Tuesday, March 25, 2008

Chemo Brain

Its hard to take finals when you have chemo brain. Its difficult to start a new job when you have chemo brain. Here's Mayo Clinic's description of one's own personal preview of dementia.

For God's sake I have twenty years of experience, of learning, of conquering each task put before me. But with a fresh onslaught of chemo brain you can't trust that you will remember anything. Then if you're like me, you learn quickly how embarrasing it is and you break into a cold sweat thinking about when it will strike next. You can't blame your slowness on chemo brain to your new coworkers. You have to swallow your pride and ask them for help again.

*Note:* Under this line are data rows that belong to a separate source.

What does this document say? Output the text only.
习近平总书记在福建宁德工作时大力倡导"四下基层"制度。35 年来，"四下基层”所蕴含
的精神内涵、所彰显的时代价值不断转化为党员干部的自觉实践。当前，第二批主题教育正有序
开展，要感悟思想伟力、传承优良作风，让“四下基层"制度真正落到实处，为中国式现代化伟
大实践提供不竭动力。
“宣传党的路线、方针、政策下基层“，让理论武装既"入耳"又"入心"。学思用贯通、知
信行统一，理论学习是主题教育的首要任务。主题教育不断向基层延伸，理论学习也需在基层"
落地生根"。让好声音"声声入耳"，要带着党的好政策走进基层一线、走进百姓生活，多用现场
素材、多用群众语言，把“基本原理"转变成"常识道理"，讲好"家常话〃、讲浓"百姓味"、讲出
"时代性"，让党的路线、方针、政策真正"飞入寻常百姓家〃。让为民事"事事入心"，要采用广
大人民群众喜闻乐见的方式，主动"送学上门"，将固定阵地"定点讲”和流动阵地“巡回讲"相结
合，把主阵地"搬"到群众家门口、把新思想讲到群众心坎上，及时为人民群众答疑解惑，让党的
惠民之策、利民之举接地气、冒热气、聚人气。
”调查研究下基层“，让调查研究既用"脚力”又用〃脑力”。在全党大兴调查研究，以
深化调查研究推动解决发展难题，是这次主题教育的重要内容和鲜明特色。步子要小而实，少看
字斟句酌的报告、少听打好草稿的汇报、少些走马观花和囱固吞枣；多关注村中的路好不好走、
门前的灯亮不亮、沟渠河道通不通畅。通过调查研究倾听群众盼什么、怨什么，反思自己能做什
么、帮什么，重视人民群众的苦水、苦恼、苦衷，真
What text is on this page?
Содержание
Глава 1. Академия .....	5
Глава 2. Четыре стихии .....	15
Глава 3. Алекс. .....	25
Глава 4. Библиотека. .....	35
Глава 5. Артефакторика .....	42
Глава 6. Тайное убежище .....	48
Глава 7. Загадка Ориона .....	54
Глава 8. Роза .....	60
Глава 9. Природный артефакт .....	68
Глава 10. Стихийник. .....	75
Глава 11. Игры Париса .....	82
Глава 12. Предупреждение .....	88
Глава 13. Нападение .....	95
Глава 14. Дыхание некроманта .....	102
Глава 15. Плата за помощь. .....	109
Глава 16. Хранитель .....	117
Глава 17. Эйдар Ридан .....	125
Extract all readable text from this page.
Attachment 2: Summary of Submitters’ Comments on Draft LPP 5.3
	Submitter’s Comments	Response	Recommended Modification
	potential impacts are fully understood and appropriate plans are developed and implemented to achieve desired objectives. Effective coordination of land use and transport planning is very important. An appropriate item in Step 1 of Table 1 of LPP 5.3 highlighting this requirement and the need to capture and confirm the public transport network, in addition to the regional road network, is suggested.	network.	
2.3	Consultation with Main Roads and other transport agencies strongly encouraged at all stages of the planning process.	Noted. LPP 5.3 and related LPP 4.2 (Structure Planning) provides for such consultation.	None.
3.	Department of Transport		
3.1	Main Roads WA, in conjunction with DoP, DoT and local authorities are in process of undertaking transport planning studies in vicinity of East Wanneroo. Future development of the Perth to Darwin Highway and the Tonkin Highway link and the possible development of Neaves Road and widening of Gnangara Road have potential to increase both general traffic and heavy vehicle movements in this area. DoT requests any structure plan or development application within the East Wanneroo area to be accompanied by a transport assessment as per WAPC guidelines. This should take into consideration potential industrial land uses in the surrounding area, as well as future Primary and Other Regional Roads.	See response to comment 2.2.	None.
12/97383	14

I have learned humility through this experience. Had no other choice. I wanted to succeed because I really like doing something new. I don't know how long I will be satisfied doing this job and who knows where it will lead. Probably back into the IT world, using acquired knowledge about pharmacy workflow and software to leverage a position in a hospital. I will surely gravitate back to more responsibility at work. But for now, for the rest of this year at least, I'll enjoy learning from some really cool pharmacists.

2 comments:

Unknown said...

Hey Laurie,

I certainly don't mean to compare to chemobrain but I have recently learned of something called Momnesia (Will cut out the article from a magazine, I think he was trying to tell me something)! Everytime I leave a converstaion with someone, I think to myself "What was the end of the story so and so was telling me", or "Did I answer their question?" I can't remember a damn thing these days. Not that I was ever the most focused or organized, but geez, I feel like my brain has been zapped.

Your latest log reminded of this. Hope you are feeling well and love ya!

betts

Anonymous said...

Could this be closely related to Senior Citizen Brain?